- Directed by: Ava DuVernay
- Starring: Freestyle Fellowship; Cut Chemist; Chali 2na; Abstract Rude; Medusa; Pigeon John; CVE; Busdriver;
- Cinematography: Isaac Klotz
- Edited by: Spencer Averick Krishna Devine
- Music by: Omid
- Distributed by: Forward Movement
- Release dates: February 9, 2008 (Pan African Film Festival); March 10, 2009 (United States);
- Running time: 97 minutes
- Country: United States
- Language: English

= This Is the Life (2008 film) =

This Is the Life is a 2008 documentary film directed by Ava DuVernay, which chronicles the alternative hip hop movement that flourished in 1990s Los Angeles and its legendary center, the Good Life Cafe.

Interviewees include Myka 9 and P.E.A.C.E. of Freestyle Fellowship, Chali 2na and Cut Chemist of Jurassic 5, Medusa, Abstract Rude, Pigeon John, 2Mex, Chillin Villain Empire, Busdriver and many others. DuVernay, known at the time as Eve, was herself an MC at the Good Life open-mic as part of the group Figures of Speech.

== Good Life Cafe ==

The Good Life Health Food Centre's weekly open-mic night started in December 1989 on the corner of Crenshaw & Exposition. Promoted by B. Hall and her son R/KainBlaze with his friends The Mighty O-Roc and The Dynamic Flow, KNGR: The Underground Radio at the Good Life offered a workshop-like atmosphere for aspiring MCs, poets and musicians to hone their craft. On Thursday nights from 8-10pm, artists were allowed to perform one song. Some would perform written songs, and some would freestyle. When a performance was not up to par, the audience would call out "Please pass the mic!" and the emcee had to end the performance promptly. In addition, there was a strict policy that no cursing was allowed. B. Hall once explained, "Young people needed a place to go to develop their own art. The no-cussing policy wasn’t about us being uptight church people, it was about wanting the atmosphere of a serious arts workshop. Most of the crowd respected the rule, some said it made rapping more challenging, that it created more respect and brotherhood."
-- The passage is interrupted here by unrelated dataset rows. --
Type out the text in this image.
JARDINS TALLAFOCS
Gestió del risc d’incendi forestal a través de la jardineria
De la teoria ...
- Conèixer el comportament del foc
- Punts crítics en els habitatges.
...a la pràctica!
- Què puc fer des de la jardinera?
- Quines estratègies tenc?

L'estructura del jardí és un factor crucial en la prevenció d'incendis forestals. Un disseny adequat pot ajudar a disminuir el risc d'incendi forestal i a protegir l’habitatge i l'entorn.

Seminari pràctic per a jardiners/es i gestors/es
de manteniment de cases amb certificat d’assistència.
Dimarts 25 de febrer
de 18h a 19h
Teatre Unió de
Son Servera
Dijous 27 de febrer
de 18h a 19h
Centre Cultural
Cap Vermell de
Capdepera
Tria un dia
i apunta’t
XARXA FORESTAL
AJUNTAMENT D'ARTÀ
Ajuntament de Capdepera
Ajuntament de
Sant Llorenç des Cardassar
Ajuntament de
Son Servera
Ice Cube, Snoop Dogg, will.i.am, Common, Macy Gray, and Lenny Kravitz reportedly attended the open-mic, while artists such as The Pharcyde, Biz Markie, Fat Joe, Skee-Lo, and Kurupt occasionally performed there. Good Life regulars Rebels of Rhythm and Unity Committee came together to form Jurassic 5. Other Good Life regulars included Freestyle Fellowship, Pigeon John, Abstract Rude, Chillin Villain Empire, Rifleman Ellay Khule, Volume 10, Medusa, Figures of Speech, OMD, Spoon Iodine, Ganjah K, Fat Jack, and Emcee N.I.C.E., among many others.

== Festivals and awards ==

This Is the Life made its world premiere as a work-in-progress to a sold-out audience at the Pan-African International Film Festival in February 2008, capturing the Audience Award for Best Documentary and Special Jury mention for general documentary excellence.

The documentary went on to win Audience Awards at ReelWorld Film Festival in Toronto and Langston Hughes African-American Film Festival in Seattle. The film was selected for the invitation-only National Black Arts Festival in June 2008 in Atlanta.

On July 31, 2008, the award-winning documentary debuted as a finished work at Allison Anders' 'Don't Knock the Rock' film series in Los Angeles to a sold-out audience.

Other official festival selections include: National Black Arts Festival, BET's UrbanWorld Film Festival, San Francisco Black Film Festival, Martha's Vineyard African American Film Festival, Black Lily Film & Music Festival, Arizona Black Film Showcase and Roxbury Film Festival.

== Reviews ==

LA Weekly wrote "This Is the Life vaults into the upper echelons of must-see hip-hop documentaries. It's smart, informative, and hugely important historically". Variety wrote, "The docu is clearly the product of real love, bubbling over with enthusiastic performances and an indelible sense of place". The Los Angeles Times called the film, "A rich narrative of praise, clarification, brother-and-sisterhood and the birth of cool".

== Distribution ==
Director Ava DuVernay self-distributed This Is the Life through her Forward Movement banner. The film opened theatrically in Los Angeles on March 10, 2009, and premiered on Showtime in May 2009.